Thinking about Cane from a libertarian perspective, I was often thinking about how the form of a novel can either liberate or limit a writer’s expression.  Certainly, an entire novel could have been written about “Karintha,” a young woman who is constantly desired by the older men around her.  Toomer is able to condense her story into a few pages but as a reader we do not feel at all betrayed by the apparent negligence.  Indeed, it is so packed with meaning that this short vignette feels like a meal.  In this way, the line between the poems and the stories is not large.
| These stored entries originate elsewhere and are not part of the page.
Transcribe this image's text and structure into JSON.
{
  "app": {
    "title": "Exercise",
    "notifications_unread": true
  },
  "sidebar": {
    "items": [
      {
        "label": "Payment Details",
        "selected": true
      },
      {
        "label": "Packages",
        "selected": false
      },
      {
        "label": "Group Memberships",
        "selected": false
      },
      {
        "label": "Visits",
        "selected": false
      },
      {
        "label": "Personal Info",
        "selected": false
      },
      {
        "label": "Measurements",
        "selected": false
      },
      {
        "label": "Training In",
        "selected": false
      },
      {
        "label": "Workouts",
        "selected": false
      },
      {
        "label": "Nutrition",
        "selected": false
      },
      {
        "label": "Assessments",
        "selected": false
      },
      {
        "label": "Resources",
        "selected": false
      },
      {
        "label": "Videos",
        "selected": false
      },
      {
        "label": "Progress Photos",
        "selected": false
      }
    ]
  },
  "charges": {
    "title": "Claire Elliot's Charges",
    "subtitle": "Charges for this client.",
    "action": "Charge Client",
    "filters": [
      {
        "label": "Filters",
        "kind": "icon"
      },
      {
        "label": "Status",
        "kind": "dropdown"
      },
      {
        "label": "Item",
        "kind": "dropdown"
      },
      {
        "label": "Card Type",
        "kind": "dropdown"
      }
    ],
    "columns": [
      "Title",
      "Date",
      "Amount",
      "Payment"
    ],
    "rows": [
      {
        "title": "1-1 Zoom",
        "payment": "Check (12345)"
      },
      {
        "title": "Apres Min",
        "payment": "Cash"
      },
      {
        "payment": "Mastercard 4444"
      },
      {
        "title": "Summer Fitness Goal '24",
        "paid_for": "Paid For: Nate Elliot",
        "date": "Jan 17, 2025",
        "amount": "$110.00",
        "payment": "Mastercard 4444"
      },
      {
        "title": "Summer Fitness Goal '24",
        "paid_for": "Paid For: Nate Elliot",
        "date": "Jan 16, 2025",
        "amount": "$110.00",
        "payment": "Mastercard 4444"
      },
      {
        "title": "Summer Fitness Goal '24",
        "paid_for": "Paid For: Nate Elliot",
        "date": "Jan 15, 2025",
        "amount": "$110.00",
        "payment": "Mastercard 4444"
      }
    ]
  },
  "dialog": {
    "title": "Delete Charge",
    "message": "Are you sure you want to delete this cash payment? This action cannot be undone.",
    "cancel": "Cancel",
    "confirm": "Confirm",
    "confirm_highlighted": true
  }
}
caneThere are two major transgressions documented by Toomer in Cane: interracial sex and mobility.  Both of these transgressions profoundly informed the Harlem Renaissance generation and both were significant challenges to the color line.   Interestingly, under slavery both of these ensured the power of the masters.  Interracial sex enforced the power of white masters over black women and mobility (the domestic slave trade) remained a threat, weapon, or means of making money for masters.  In the post-slavery world, mobility was a threat to land owners and employers who wanted an easily exploited and low paid labor supply in the South.  Interracial sex, once a tool of control, was now a threat to the color line, enforced by legal restrictions on interracial cooperation (and even interaction).  Toomer shows us through some of these stories that blacks as well as white worked to prevent these transgressions.  “Becky,” a white woman with two black sons is ostracized by both sides of the color line.  Yet, the world Toomer describes is still very open with many opportunities for those of will and the walls of power seem everywhere fragile.  While they are there, certainly.  Class is a strong theme, but we do not feel the heavy walls of the bosses bearing down the characters like in some of the more consciously class-based novels (or even compared to James Baldwin’s work, which was heavily invested in the struggle for racial equality).  Toomer’s characters are not revolutionaries. They are people, often at the margins, often seizing weak points in the system.  One of these weak points seems to be the dynamism of Harlem (or all those urban areas in the North).  “Seventh Street is a bastard of Prohibition and the War.  A crude-boned, soft-skinned wedge of nigger life breathing its loafer air, jazz songs and love, thrusting unconscious rhythms, black reddish blood into the white and whitewashed wood of Washington.” (47)  Mobility grinds away at the walls of race.  This helps explain why Toomer’s stories are filled with wandering preachers, teachers moving from north to South, or students entering college in whitewashed Madison.  I am not certain if the mobile worker is truly more powerful, wise, or aware than anyone else, but in the American novel he is.